A group doesn't have to be large. Sometimes it is better if a group is smaller and people can get to know each other. There is some security in not feeling as though you are part of a large anonymous crowd. The group can be private or public. It can be set up to allow anyone to join or just a few. You aren't limited to joining groups that are set up by someone who might be more interested in marketing a book or enhancing their own image than in paying attention to what is going on in their group.
As you maneuver through your life online trying to find answers to why you are estranged, whether you need to be estranged or not, and how to become un-estranged if that is a goal, keep in mind the following:
- Not everyone else who is estranged is going to be capable of being your friend, even though you share the same kinds of loss of family. (There are estrangers and estrangees.) Online attacks are so much easier for people to do to anonymous strangers than face to face with a real live human being.)

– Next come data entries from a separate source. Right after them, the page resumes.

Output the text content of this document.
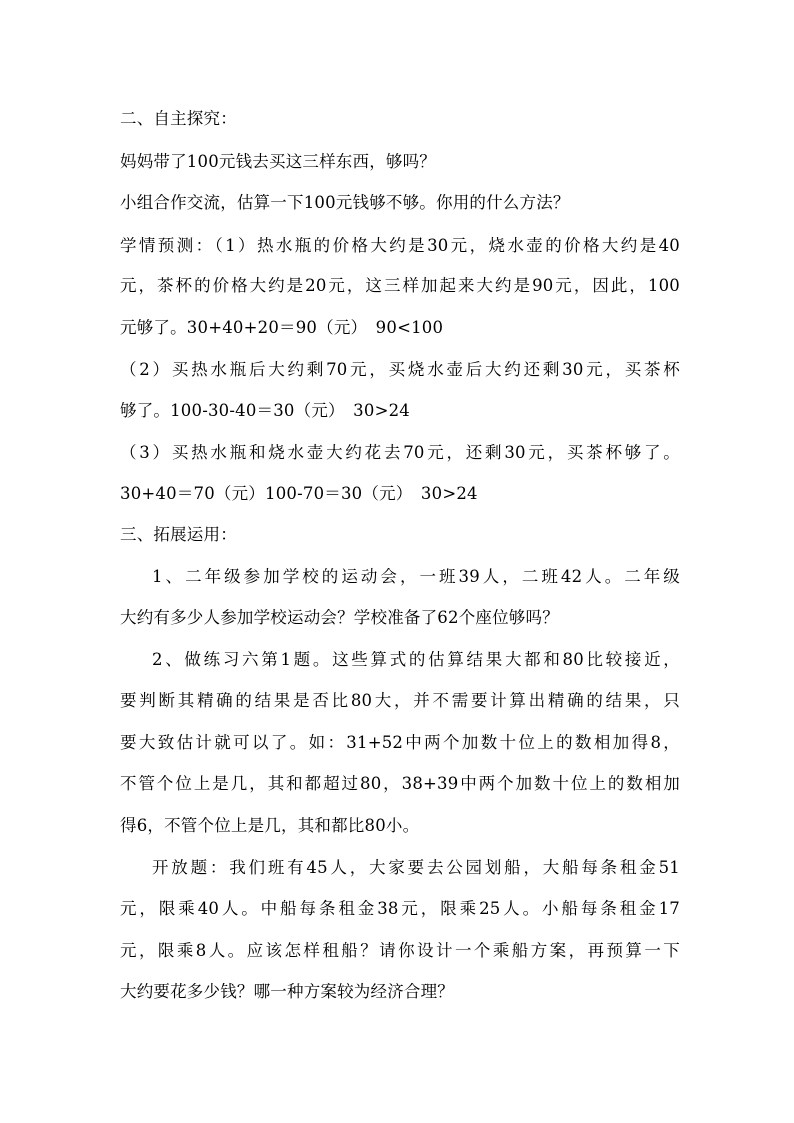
二、自主探究：
妈妈带了100元钱去买这三样东西，够吗？
小组合作交流，估算一下100元钱够不够。你用的什么方法？
学情预测：（1）热水瓶的价格大约是30元，烧水壶的价格大约是40
元，茶杯的价格大约是20元，这三样加起来大约是90元，因此，100
元够了。30+40+20＝90（元）　90<100
（2）买热水瓶后大约剩70元，买烧水壶后大约还剩30元，买茶杯
够了。100-30-40＝30（元）　30>24
（3）买热水瓶和烧水壶大约花去70元，还剩30元，买茶杯够了。
30+40＝70（元）100-70＝30（元）　30>24
三、拓展运用：
1、二年级参加学校的运动会，一班39人，二班42人。二年级
大约有多少人参加学校运动会？学校准备了62个座位够吗？
2、做练习六第1题。这些算式的估算结果大都和80比较接近，
要判断其精确的结果是否比80大，并不需要计算出精确的结果，只
要大致估计就可以了。如：31+52中两个加数十位上的数相加得8，
不管个位上是几，其和都超过80，38+39中两个加数十位上的数相加
得6，不管个位上是几，其和都比80小。
开放题：我们班有45人，大家要去公园划船，大船每条租金51
元，限乘40人。中船每条租金38元，限乘25人。小船每条租金17
元，限乘8人。应该怎样租船？请你设计一个乘船方案，再预算一下
大约要花多少钱？哪一种方案较为经济合理？
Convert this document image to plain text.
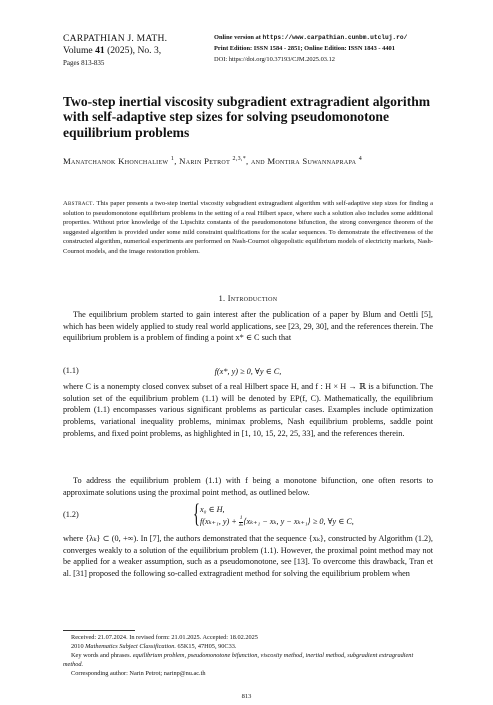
CARPATHIAN J. MATH.
Volume 41 (2025), No. 3,
Pages 813-835
Online version at https://www.carpathian.cunbm.utcluj.ro/
Print Edition: ISSN 1584 - 2851; Online Edition: ISSN 1843 - 4401
DOI: https://doi.org/10.37193/CJM.2025.03.12
Two-step inertial viscosity subgradient extragradient algorithm with self-adaptive step sizes for solving pseudomonotone equilibrium problems
Manatchanok Khonchaliew $^1$, Narin Petrot $^{2,3,*}$, and Montira Suwannaprapa $^4$
Abstract. This paper presents a two-step inertial viscosity subgradient extragradient algorithm with self-adaptive step sizes for finding a solution to pseudomonotone equilibrium problems in the setting of a real Hilbert space, where such a solution also includes some additional properties. Without prior knowledge of the Lipschitz constants of the pseudomonotone bifunction, the strong convergence theorem of the suggested algorithm is provided under some mild constraint qualifications for the scalar sequences. To demonstrate the effectiveness of the constructed algorithm, numerical experiments are performed on Nash-Cournot oligopolistic equilibrium models of electricity markets, Nash-Cournot models, and the image restoration problem.
1. Introduction

The equilibrium problem started to gain interest after the publication of a paper by Blum and Oettli [5], which has been widely applied to study real world applications, see [23, 29, 30], and the references therein. The equilibrium problem is a problem of finding a point x* ∈ C such that

(1.1)	f(x*, y) ≥ 0, ∀y ∈ C,

where C is a nonempty closed convex subset of a real Hilbert space H, and f : H × H → ℝ is a bifunction. The solution set of the equilibrium problem (1.1) will be denoted by EP(f, C). Mathematically, the equilibrium problem (1.1) encompasses various significant problems as particular cases. Examples include optimization problems, variational inequality problems, minimax problems, Nash equilibrium problems, saddle point problems, and fixed point problems, as highlighted in [1, 10, 15, 22, 25, 33], and the references therein.

To address the equilibrium problem (1.1) with f being a monotone bifunction, one often resorts to approximate solutions using the proximal point method, as outlined below.

(1.2)	{ x₀ ∈ H,
f(xₖ₊₁, $y) + \frac{1}{\text{λₖ}}$ ⟨xₖ₊₁ − xₖ, y − xₖ₊₁⟩ ≥ 0, ∀y ∈ C,

where {λₖ} ⊂ (0, +∞). In [7], the authors demonstrated that the sequence {xₖ}, constructed by Algorithm (1.2), converges weakly to a solution of the equilibrium problem (1.1). However, the proximal point method may not be applied for a weaker assumption, such as a pseudomonotone, see [13]. To overcome this drawback, Tran et al. [31] proposed the following so-called extragradient method for solving the equilibrium problem when

Received: 21.07.2024. In revised form: 21.01.2025. Accepted: 18.02.2025

2010 Mathematics Subject Classification. 65K15, 47H05, 90C33.

Key words and phrases. equilibrium problem, pseudomonotone bifunction, viscosity method, inertial method, subgradient extragradient method.

Corresponding author: Narin Petrot; narinp@nu.ac.th

813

- If you are looking for solace, look for it in places where you are more likely to find it rather than looking for it from people who can't give it to you.
- Consider taking creative action to find your own solutions to meeting your need to talk with others online about your losses.
- If you join an online group to discuss estrangement, choose a group (or create a group) that is composed of people who have had experiences of the type that you want to talk about.
- Remember that everyone has baggage and often people try to get their own needs met by dumping their baggage on someone else. So don't let them do it!
- Become aware of your own baggage and don't dump yours on anyone else either.
- Remember that some people are safe to talk with and some people are not. Be safe!